Śākaṭāyana is a Sanskrit grammarian of the late Vedic period (Iron Age India, fl. roughly 8th or 7th c. BCE). His work is referred by scholars such as Yaska (around 5th or 6th c. BCE) and Pāṇini (fl. 4th c. BCE), as well as other Sanskrit grammarians, but is lost to us today.
In his The word and the world, the philosopher Bimal Krishna Matilal refers to this debate (which lasted several centuries) as an
interesting philosophical discussion between the nairuktas or etymologists and the pāṇinīyas or grammarians. According to the etymologists, all nouns (substantives) are derived from some verbal root or the other. Yāska in his Nirukta refers to this view (in fact defends it) and ascribes it to an earlier scholar Śākaṭāyana.

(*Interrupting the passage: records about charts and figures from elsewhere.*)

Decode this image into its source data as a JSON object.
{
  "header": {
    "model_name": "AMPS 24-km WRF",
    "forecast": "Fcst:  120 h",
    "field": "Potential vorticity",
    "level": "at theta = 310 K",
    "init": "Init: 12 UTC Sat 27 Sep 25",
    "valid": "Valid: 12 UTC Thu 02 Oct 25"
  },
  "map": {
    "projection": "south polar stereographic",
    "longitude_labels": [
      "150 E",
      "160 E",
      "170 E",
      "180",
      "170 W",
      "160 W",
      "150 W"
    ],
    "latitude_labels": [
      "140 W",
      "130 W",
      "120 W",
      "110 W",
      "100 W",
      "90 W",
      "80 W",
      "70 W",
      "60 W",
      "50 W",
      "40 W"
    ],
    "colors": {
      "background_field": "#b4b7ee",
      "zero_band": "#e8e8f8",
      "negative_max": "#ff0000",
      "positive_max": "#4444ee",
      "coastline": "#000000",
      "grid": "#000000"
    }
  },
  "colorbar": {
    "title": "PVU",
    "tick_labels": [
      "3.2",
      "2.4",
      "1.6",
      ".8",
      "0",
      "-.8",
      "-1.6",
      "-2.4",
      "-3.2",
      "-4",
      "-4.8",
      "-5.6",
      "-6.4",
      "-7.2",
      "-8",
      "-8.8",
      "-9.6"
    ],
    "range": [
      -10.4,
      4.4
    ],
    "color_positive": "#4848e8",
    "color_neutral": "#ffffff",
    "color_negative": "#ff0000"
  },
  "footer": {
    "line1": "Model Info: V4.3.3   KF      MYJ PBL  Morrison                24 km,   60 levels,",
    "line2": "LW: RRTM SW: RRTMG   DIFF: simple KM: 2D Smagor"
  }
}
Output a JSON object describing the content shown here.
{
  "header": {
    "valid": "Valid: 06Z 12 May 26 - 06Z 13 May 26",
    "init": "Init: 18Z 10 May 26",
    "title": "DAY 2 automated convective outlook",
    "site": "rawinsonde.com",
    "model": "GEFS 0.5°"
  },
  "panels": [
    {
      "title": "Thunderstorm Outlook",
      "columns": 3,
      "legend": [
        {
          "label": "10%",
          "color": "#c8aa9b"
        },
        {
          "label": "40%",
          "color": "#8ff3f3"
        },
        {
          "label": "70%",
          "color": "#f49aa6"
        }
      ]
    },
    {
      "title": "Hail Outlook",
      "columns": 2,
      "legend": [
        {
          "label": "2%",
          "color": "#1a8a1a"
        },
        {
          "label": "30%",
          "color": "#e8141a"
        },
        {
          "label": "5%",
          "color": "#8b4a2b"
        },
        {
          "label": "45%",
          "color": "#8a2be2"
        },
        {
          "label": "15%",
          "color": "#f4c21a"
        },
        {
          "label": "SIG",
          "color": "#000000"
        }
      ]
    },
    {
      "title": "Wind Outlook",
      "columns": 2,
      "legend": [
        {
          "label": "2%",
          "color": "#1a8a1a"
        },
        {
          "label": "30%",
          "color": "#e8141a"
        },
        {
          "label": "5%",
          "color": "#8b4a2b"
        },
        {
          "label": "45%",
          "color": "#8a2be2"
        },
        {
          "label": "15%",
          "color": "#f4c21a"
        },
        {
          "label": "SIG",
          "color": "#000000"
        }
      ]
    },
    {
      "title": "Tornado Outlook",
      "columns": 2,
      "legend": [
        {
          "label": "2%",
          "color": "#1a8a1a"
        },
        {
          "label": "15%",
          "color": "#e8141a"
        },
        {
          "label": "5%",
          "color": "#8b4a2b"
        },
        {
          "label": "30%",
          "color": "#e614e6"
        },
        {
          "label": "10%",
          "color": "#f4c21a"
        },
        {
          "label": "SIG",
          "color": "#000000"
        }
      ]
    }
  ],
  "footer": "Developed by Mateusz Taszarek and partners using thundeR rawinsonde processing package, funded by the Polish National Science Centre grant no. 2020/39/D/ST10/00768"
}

This would require that all words are to be analysable into atomic elements, 'roots' or 'bases' and 'affixes' or 'inflections' — better known in Sanskrit as dhātu and pratyaya [...] Yāska reported the view of Gārgya who opposed Śākaṭāyana (both preceded Pāṇini who mentions them by name) and held that not all substantival words or nouns (nāma) were to be derived from roots, for certain nominal stems were 'atomic'. (p. 8-9)
His text may have been called the Lakṣaṇa Śāstra, in which he also describes the process of determining grammatical gender in animate and inanimate creation.